In an action, inter alia, for a judgment declaring, in effect, that the defendant is obligated to defend and indemnify the plaintiffs and to reimburse the plaintiffs for all reasonable attorney’s fees and disbursements incurred in the defense of an underlying action entitled Berman v Bamonty Realty, LLC, pending in the Supreme Court, Suffolk County, under index No. 26686/06, the defendant appeals, as limited by its brief, from so much of an order of the Supreme Court, Suffolk County (Molia, J.), dated September 18, 2009, as denied its motion for summary judgment dismissing the complaint and declaring that it is not obligated to defend and indemnify the plaintiffs in the underlying action and granted that branch of the plaintiffs’ cross motion which was for summary judgment declaring that it *1154was so obligated, and the plaintiffs cross-appeal from stated portions of the same order which, among other things, in effect, denied that branch of their cross motion which was for summary judgment declaring that the defendant is obligated to reimburse them for all reasonable attorney’s fees and disbursements incurred in the defense of the underlying action.
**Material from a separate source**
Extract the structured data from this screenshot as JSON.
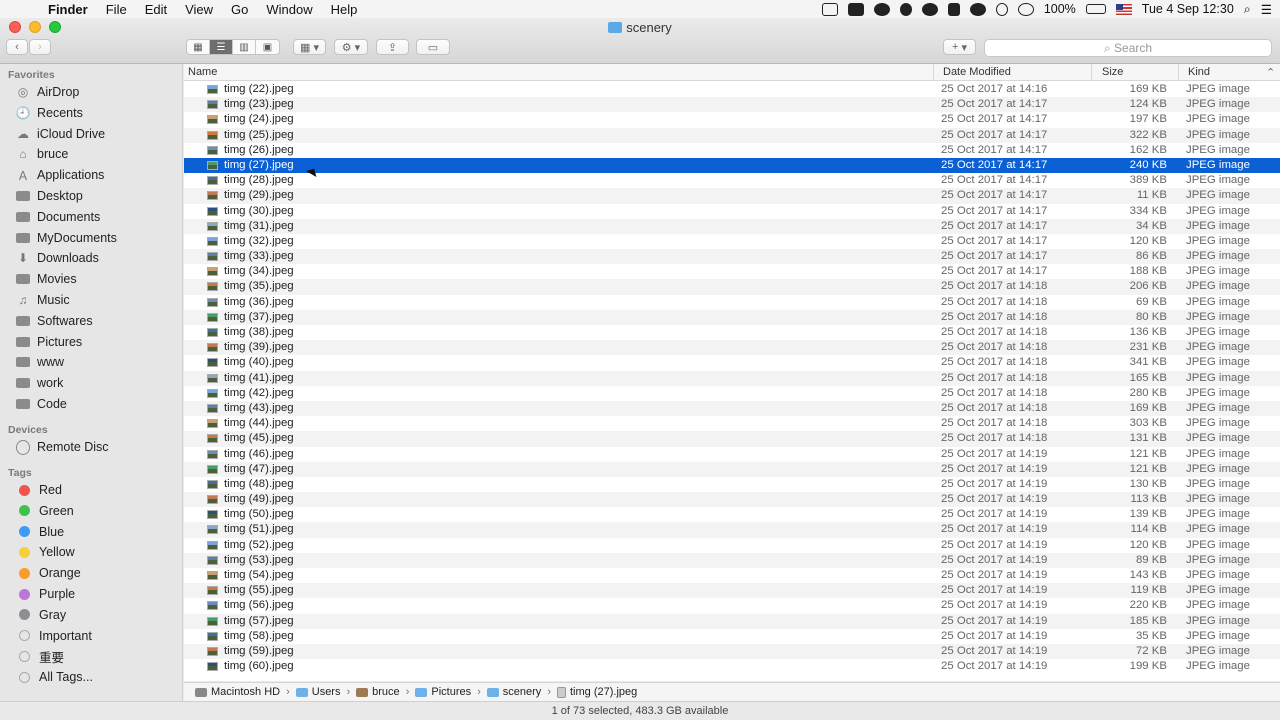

Ordered that the order is modified, on the law, by deleting the provision thereof, in effect, denying that branch of the plaintiffs’ cross motion which was for summary judgment declaring that the defendant is obligated to reimburse them for all reasonable attorney’s fees and disbursements incurred in the defense of the underlying action and substituting therefor a provision granting that branch of the cross motion; as so modified, the order is affirmed insofar as appealed and cross-appealed from, with costs to the plaintiffs payable by the defendant, and the matter is remitted to the Supreme Court, Suffolk County, for the entry of a judgment declaring that the defendant is obligated to defend and indemnify the plaintiffs and to reimburse the plaintiffs for all reasonable attorney’s fees and disbursements incurred in the defense of the underlying action.

The plaintiffs were insured by a comprehensive business liability insurance policy (hereinafter the policy) issued by the defendant. Among other things, the policy obligated the defendant to defend and indemnify the plaintiffs in claims or suits brought against them to recover damages for personal injuries and required the plaintiffs to notify the defendant “as soon as practicable” in the event of an occurrence.

On or about April 26, 2005, the plaintiffs notified the defendant of a personal injury claim against them arising from an occurrence on August 10, 2004. On June 21, 2005, the defendant disclaimed coverage on the ground that the plaintiffs had not notified it of the occurrence as soon as practicable. A personal injury action was commenced against the plaintiffs to recover damages allegedly arising from the occurrence (hereinafter the underlying action). The plaintiffs commenced this action seeking, among other things, a judgment declaring, in effect, that the defendant is obligated to defend and indemnify them and to reimburse them for all reasonable attorney’s fees and disbursements incurred in the defense of the underlying action.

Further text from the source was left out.